The docile tri-tip cut is easy to handle and quite willing to cooperate on the grill. Brisket, however, requires the kind of patience more associated with 49ers fans or the harried parents of sextuplets.

Hefty and lean, brisket resists a quick sear and shrivels under severe heat. It taunts chefs who attempt an even cooking level across the cut. Treat it carelessly and ends scorch, tissue toughen up. Even when those behind the grill turn to the more successful low and slow method, brisket is keen to fight back.

“Those briskets are tricky — they can be stubborn” Stephenson said, admitting to demoting a few to flavor side dishes after a frustrating day. “I sometimes think ‘whose idea was this?’”

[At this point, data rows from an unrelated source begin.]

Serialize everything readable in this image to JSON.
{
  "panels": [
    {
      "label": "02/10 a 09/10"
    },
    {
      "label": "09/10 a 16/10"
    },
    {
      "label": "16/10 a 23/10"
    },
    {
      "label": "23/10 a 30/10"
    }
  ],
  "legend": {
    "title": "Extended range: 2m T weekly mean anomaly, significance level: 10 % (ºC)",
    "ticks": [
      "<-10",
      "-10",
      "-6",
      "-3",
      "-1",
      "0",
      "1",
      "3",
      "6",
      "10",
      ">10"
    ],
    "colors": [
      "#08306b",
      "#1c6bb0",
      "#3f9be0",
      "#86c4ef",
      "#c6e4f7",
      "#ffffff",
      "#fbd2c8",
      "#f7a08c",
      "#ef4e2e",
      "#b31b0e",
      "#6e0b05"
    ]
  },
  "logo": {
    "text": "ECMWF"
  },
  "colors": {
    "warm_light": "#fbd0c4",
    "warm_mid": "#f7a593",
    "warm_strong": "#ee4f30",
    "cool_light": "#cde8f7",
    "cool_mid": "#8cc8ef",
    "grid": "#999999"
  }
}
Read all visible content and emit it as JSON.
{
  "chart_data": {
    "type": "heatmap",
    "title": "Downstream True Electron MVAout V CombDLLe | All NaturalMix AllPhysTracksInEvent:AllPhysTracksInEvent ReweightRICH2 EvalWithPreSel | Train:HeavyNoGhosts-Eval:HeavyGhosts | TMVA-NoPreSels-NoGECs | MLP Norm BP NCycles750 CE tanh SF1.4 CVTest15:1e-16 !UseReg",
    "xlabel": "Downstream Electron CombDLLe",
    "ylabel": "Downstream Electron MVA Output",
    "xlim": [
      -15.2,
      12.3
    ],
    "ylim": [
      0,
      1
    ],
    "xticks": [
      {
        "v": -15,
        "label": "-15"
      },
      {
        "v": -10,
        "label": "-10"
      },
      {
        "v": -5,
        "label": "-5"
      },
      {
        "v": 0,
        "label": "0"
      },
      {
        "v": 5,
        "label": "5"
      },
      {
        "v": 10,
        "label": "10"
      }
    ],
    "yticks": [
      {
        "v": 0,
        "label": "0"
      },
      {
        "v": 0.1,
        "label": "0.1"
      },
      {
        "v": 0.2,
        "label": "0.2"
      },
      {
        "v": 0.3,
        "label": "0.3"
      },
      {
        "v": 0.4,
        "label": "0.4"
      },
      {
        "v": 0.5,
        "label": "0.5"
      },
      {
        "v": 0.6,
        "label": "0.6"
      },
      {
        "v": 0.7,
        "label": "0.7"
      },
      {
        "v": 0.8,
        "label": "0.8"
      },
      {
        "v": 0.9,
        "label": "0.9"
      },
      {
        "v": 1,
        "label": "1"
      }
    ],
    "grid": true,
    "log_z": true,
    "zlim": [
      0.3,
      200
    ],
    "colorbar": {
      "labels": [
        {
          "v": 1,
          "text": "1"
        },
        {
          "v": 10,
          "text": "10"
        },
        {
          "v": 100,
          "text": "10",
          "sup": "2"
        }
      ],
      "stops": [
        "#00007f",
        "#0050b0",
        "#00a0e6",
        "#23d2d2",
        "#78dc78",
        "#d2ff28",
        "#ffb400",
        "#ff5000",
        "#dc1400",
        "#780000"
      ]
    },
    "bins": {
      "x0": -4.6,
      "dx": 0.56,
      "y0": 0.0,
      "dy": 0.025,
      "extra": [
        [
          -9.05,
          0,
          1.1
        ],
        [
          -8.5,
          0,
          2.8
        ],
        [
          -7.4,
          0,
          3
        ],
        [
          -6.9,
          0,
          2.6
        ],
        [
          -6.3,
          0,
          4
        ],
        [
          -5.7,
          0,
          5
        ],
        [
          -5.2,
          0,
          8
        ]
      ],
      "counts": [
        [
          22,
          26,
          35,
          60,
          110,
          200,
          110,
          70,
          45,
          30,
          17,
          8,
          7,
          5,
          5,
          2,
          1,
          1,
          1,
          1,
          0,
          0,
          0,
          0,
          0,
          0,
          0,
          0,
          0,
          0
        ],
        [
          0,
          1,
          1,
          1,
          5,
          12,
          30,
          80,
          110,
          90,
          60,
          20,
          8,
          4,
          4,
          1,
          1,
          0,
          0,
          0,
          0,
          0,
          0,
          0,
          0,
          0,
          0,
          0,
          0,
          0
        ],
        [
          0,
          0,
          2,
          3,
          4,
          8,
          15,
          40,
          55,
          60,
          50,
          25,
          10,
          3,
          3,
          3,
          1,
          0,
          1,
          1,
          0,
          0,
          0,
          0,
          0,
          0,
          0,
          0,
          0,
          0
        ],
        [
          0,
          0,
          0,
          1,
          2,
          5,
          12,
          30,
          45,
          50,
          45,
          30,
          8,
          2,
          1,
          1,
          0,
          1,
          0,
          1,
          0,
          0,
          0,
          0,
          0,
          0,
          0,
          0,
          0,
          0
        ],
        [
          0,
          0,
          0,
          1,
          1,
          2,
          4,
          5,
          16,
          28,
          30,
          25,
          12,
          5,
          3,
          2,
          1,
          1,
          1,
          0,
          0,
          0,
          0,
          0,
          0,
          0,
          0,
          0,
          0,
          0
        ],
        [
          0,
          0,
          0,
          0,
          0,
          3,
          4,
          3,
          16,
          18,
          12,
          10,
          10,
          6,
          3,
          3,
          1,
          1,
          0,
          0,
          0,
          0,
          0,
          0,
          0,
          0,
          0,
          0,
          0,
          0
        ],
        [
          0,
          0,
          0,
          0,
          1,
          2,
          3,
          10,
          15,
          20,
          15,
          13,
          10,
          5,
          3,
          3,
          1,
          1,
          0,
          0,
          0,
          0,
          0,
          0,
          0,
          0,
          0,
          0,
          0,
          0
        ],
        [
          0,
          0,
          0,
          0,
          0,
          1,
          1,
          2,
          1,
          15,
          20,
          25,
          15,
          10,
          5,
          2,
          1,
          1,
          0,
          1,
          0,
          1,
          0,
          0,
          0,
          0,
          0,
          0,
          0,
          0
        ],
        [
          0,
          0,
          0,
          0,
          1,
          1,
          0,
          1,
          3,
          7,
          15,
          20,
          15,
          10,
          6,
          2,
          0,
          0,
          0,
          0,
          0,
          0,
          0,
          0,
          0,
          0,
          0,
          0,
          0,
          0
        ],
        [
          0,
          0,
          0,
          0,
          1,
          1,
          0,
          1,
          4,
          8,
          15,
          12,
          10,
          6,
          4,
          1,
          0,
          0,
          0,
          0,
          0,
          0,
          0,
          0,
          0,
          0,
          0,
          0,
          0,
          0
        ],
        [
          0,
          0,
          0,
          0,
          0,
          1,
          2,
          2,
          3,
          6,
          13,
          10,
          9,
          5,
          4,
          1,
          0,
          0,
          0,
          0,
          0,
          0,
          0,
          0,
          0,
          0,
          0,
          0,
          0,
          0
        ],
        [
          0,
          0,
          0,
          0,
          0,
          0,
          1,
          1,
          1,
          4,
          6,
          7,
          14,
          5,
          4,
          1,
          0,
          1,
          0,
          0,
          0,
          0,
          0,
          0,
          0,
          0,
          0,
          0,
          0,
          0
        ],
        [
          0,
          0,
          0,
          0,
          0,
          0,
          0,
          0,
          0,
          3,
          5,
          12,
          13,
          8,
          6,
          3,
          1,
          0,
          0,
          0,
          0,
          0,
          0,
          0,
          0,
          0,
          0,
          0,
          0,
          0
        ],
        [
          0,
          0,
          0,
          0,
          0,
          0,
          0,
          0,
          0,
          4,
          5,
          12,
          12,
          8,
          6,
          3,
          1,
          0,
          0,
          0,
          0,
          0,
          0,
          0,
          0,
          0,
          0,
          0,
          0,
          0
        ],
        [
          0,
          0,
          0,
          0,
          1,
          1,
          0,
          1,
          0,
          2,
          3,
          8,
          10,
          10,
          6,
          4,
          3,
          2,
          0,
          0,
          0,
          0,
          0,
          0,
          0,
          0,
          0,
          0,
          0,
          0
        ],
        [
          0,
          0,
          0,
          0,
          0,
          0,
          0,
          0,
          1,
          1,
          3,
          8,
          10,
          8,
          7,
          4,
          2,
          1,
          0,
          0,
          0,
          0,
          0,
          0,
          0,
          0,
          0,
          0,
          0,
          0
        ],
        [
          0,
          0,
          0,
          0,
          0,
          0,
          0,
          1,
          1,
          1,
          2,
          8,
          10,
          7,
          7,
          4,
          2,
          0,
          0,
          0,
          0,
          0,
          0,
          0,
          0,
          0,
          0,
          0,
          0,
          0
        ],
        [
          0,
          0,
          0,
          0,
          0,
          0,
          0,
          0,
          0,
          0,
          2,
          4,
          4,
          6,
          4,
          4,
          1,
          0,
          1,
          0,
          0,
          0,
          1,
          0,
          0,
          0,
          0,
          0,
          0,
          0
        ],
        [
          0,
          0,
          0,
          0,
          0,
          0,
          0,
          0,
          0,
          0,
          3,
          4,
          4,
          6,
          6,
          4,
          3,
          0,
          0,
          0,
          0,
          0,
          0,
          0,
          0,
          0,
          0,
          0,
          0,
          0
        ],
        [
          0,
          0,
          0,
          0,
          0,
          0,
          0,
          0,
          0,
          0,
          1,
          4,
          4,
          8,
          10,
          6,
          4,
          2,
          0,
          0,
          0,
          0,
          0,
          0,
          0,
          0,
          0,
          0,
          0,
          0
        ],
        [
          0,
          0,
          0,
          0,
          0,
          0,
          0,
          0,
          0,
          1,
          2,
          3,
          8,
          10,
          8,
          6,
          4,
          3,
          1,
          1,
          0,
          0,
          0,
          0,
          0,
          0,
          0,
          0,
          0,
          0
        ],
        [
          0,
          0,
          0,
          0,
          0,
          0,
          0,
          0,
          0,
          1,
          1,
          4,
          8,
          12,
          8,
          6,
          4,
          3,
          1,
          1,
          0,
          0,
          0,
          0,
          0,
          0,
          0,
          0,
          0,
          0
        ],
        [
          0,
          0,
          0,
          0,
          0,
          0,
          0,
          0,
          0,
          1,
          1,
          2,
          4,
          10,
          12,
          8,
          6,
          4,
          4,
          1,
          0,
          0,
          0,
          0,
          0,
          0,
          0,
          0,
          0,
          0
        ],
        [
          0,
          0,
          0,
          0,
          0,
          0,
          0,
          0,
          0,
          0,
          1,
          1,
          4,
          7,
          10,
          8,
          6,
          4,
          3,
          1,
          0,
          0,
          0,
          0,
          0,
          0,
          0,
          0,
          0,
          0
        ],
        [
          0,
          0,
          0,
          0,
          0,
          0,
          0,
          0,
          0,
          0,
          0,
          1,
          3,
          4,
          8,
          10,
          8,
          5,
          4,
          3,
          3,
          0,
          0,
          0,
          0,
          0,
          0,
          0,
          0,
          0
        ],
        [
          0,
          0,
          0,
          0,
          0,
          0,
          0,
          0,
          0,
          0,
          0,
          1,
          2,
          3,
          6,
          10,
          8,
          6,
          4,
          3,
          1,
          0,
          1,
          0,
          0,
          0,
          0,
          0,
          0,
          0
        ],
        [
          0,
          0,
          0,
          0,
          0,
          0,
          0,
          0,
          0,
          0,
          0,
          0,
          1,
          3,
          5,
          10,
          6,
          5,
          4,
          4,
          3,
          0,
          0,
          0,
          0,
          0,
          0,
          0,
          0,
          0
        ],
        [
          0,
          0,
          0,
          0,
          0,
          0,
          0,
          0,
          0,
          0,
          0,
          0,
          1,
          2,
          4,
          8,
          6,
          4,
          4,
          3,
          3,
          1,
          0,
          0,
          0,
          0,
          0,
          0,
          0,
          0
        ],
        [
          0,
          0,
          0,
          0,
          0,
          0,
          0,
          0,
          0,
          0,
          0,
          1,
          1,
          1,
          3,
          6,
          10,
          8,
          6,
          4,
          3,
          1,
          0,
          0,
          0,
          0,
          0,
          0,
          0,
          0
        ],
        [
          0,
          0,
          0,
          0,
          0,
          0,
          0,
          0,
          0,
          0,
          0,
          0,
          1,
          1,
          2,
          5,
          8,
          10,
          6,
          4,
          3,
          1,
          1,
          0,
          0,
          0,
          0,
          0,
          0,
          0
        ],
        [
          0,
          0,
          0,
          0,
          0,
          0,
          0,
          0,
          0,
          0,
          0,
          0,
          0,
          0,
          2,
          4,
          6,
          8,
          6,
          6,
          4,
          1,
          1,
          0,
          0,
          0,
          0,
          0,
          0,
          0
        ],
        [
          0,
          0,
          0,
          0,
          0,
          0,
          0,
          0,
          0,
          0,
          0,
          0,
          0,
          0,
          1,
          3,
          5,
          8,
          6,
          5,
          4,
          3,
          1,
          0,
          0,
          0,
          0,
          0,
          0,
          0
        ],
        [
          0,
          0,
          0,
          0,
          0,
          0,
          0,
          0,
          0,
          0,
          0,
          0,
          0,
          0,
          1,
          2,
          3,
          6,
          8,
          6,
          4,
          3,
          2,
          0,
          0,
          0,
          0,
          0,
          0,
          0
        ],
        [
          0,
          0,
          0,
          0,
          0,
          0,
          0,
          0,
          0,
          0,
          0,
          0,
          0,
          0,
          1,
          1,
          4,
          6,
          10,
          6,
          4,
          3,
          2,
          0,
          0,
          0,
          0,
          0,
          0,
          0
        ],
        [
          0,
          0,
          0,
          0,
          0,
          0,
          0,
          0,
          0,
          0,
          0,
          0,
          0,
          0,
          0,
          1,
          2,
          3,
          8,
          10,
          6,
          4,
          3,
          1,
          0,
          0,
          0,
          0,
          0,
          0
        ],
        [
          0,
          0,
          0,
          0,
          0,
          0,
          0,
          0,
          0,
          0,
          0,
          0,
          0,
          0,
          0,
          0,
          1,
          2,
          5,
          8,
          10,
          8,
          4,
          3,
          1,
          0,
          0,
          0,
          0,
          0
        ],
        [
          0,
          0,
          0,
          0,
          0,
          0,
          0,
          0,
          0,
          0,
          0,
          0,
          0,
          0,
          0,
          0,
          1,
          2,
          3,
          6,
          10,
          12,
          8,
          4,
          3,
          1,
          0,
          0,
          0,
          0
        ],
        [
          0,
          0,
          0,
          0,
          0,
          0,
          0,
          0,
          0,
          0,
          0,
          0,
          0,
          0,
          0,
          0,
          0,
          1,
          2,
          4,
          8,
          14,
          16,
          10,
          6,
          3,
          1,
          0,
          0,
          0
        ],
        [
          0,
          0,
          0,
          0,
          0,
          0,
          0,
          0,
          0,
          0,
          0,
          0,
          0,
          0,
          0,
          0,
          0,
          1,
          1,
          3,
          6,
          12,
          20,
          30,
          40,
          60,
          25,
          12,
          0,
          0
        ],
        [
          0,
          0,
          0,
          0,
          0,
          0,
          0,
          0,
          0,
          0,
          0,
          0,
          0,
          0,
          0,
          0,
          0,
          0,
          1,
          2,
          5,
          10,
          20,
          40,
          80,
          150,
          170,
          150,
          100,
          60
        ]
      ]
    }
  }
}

Brisket even forces a chef of Stephenson’s experience to hedge. Cooking time? Well, he says, 17 hours. Maybe 12 hours. Depending.

Yet what he slices for the plate may be one of the best orders of the difficult cut outside of Lockhart, Austin and other places synonymous with brisket.

The meat is fork tender — not a hyperbole, in this case. Apply a dull edge and the fibers surrender, easing apart before their glistening finish on the palate. The beef is gentle, but it carries a swarthy savor. Stephenson manages to celebrate the rustic essence of red meat. In other words, you taste the field, the bellow and the satisfying heft.

Oh, it comes with a sauce. But this is wisely served on the side. The rare chef understands the flavor of beef is not resilient. It cowers before A1, spice rubs and other applications.

Stephenson achieves this despite testing the brisket over smoke for much of the day. He points out that the active flames in his custom built smoker cook good white oak, not choice Angus.

“We cook with the coals, not the smoke,” he said.

Unlike the famous slices served in Lockart, Texas, the Boar’s Breath chef cares little for lurid pink smoke rings or the waft of mesquite. His brisket speaks of weathered wood stamped into dusty earth, of barbed wire stringing across the range, of chuck wagons simmering under the prairie sun — and at the same time of fine Dallas steakhouses carving thick slabs of aged prime beef.

There’s a sophistication to the brisket that belies Stephenson’s simple presentation. No wonder the Boar’s Breath brisket sells out every day.

And yet, the cantankerous cut dogs the chef. It razzes him as white puffs rise from his smoker. It causes him to dream of a tri-tip cakewalk.

Fortunately for us, he eventually stands firm. The brisket at Boar’s Breath is one of the county’s bucket list orders.